After Months of Gridlock, the Berkshire Museum and Attorney General Finally Reach an Agreement on Art Sale
As part of the deal, Norman Rockwell's Shuffleton's Barbershop will remain on public view.
After months of protest, outrage, and legal wrangling over a planned sale of 40 important artworks from its collection, the Berkshire Museum has finally reached an agreement with the Massachusetts attorney general.
The agreement specifies that the museum can sell all 40 works—but with one major caveat. Once the proceeds from the sale reach $55 million, it cannot sell any more art.
The most notable part of the deal: Norman Rockwell’s celebrated Shuffleton’s Barbershop—perhaps the best-known work the Berkshire sought to sell—will remain on public view. An as-yet-unidentified nonprofit American museum has agreed to purchase the painting.
The finer points of the acquisition still need to be finalized and the entire agreement is subject to approval by the state supreme court. But if all goes according to plan, the work would be loaned to the Norman Rockwell Museum—located not far from the Berkshire—for up to two years. The new owner will also explore subsequently loaning the work to other Massachusetts museums before it leaves the state for its new home.
The price of the Rockwell, determined in a private sale brokered by Sotheby’s, was not disclosed. But the auction house had placed an estimate of $20–30 million on the work before a bevy of lawsuits put the brakes on the planned public auction.
Although it remains a mystery which museum that agreed to buy the Rockwell, speculation immediately turned to the Crystal Bridges Museum of American Art, the deep-pocketed Arkansas institution founded by Walmart heiress Alice Walton. (It wouldn’t be the first time Crystal Bridges has stepped in to buy a trove of work from a struggling museum amid a firestorm of controversy. In 2012, it purchased a major group of American artworks donated by the artist Georgia O’Keeffe from Fisk University in Nashville.) Crystal Bridges did not immediately respond to a request for comment.

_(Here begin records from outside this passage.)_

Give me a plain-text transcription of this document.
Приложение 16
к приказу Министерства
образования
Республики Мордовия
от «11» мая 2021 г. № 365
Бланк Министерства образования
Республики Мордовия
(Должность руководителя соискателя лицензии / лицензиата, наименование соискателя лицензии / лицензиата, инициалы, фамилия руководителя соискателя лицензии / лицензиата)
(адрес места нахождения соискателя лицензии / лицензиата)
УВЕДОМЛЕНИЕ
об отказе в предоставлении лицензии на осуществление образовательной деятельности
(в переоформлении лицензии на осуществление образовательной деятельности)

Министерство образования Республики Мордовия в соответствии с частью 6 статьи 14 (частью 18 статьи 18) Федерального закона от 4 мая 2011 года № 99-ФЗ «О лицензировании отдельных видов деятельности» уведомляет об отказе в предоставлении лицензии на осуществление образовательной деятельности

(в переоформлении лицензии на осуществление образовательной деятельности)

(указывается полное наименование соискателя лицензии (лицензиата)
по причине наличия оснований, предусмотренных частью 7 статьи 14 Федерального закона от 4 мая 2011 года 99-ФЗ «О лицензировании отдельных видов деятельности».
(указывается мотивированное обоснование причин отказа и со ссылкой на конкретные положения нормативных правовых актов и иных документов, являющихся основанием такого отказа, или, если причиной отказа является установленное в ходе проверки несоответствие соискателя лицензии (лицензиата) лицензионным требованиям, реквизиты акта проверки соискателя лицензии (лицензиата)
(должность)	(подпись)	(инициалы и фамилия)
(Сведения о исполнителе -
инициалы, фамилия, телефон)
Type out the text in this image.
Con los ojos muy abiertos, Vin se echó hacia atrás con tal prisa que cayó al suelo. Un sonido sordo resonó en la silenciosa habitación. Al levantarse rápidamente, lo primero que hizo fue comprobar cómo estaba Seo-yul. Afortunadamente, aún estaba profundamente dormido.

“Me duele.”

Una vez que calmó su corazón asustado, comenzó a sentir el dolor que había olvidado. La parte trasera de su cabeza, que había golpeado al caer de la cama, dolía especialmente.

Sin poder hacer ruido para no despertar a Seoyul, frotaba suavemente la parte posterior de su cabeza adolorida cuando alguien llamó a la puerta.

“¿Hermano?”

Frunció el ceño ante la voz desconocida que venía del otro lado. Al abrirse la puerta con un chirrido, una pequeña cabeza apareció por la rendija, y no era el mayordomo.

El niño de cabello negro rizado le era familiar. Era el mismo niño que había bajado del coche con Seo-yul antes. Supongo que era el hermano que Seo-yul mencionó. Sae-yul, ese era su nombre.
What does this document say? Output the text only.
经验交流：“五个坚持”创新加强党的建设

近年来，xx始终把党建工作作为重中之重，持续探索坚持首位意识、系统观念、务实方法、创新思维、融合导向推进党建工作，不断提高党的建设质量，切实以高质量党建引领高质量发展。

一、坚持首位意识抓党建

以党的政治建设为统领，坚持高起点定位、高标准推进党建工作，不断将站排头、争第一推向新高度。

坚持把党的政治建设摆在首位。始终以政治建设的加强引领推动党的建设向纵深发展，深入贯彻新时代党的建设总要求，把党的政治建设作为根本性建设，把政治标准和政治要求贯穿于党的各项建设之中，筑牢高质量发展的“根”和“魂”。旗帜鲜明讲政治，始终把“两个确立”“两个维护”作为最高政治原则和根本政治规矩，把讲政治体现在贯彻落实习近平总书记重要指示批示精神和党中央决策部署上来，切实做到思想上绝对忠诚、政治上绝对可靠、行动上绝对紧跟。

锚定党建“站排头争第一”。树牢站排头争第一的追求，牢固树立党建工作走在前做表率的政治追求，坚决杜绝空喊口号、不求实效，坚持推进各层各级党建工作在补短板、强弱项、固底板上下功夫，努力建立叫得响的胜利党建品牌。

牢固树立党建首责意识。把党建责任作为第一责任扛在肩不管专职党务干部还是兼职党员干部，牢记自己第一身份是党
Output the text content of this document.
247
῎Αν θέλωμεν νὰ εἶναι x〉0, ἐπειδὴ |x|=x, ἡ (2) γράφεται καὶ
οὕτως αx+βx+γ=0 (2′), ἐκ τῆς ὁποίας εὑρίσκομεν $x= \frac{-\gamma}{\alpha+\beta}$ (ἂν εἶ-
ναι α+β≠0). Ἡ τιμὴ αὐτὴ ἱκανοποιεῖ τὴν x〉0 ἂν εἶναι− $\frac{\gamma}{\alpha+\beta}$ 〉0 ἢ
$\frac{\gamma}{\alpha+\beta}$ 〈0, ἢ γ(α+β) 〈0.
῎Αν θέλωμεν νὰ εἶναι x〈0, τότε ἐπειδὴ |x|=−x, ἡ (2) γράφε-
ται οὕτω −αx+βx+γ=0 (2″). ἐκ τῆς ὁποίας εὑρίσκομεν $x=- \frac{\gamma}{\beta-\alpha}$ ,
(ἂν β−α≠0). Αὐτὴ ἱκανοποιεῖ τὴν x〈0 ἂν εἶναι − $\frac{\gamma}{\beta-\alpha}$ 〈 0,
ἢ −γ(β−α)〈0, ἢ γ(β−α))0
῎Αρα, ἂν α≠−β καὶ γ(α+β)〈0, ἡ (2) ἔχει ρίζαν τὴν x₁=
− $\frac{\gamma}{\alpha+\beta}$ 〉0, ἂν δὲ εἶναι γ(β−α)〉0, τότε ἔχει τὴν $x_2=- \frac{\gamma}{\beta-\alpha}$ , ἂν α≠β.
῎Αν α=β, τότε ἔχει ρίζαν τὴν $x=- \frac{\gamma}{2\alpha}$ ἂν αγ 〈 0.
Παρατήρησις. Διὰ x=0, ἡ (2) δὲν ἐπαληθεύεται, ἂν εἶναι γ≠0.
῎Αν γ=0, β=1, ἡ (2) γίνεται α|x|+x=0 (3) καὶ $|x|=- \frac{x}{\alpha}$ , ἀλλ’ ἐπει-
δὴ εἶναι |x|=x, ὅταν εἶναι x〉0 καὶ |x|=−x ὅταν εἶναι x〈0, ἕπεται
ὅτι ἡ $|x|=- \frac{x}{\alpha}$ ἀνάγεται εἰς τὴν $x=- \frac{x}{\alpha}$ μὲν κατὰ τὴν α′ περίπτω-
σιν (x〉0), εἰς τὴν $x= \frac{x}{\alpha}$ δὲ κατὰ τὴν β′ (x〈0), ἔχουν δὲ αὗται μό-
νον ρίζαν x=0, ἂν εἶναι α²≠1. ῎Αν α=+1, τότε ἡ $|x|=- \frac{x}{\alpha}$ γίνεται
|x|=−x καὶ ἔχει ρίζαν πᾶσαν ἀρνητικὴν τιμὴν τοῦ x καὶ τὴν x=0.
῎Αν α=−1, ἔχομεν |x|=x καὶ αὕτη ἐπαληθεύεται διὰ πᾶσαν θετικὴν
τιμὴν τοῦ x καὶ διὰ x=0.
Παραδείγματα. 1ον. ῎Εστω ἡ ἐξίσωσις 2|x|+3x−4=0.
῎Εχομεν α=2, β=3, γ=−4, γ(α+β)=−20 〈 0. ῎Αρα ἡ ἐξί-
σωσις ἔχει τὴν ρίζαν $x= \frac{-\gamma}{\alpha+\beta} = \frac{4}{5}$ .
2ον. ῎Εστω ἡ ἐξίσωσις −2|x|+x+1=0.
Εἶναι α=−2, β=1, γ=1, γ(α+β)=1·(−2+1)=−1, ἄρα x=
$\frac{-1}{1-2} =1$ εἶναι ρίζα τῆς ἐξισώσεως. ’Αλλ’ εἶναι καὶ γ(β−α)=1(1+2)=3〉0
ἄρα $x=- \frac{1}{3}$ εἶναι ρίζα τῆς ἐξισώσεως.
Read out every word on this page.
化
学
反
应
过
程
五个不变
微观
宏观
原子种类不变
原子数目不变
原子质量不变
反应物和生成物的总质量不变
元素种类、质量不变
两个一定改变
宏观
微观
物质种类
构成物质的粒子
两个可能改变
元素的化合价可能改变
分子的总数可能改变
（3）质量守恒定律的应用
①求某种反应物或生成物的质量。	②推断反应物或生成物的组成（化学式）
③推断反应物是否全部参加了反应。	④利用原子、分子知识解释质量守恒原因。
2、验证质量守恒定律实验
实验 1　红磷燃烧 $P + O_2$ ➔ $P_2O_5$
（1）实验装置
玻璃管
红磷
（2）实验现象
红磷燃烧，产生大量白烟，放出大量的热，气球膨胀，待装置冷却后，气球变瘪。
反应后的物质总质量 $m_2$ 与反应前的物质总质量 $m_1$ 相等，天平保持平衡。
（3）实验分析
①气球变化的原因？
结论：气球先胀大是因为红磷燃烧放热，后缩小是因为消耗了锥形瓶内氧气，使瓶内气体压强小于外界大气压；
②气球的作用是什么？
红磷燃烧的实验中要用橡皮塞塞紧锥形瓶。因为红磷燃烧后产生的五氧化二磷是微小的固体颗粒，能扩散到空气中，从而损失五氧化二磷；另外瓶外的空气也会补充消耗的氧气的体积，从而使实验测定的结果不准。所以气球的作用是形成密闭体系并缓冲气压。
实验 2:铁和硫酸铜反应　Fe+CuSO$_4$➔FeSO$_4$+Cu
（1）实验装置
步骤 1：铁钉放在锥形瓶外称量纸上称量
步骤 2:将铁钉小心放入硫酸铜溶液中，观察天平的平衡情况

Meanwhile, others have suggested that the work might be headed to the forthcoming Lucas Museum of Narrative Art in Los Angeles, founded by Star Wars creator George Lucas. The fact that the museum is not due to open until 2021 might explain the lengthy loan to local institutions. A representative for the Berkshire Museum declined to name the buyer, as did others involved with the sale and litigation.
The broader deal also dictates how the museum can use the proceeds from the sale of the 40 works. It can spend the first $50 million however it wants; the next $5 million must be used to benefit the collection, acquisitions, or the museum’s divisive New Vision plan, which aims to retool the museum as a destination for science and natural history.
The Berkshire has agreed to sell the works in three batches. If it hits $55 million before it sells all 40 works, the leftover objects will remain in the collection. Some works may be sold privately and some preference will be given to buyers who can commit to keeping the art on public view.
“The compromise made to reach the agreement is a testament to the museum’s trustees and the office of the Attorney General,” said Pittsfield’s mayor, Linda Tyer, in a statement. “The museum and the Attorney General are moving forward together. Let this decision inspire all of us to rally behind the future success of our museum.”
Not everyone was pleased by the outcome, however. In a joint statement, the American Alliance of Museums and the Association of Art Museum Directors said: “While the negotiated agreement with the Berkshire Museum may satisfy legal standards, it falls far short of ethical standards and best practices for museums. This is indeed a sad day for the arts community in the Berkshires and the museum community across the country.” The organizations described the sale of the works as “a violation of the public trust” that might discourage donors from giving art to museums in the future.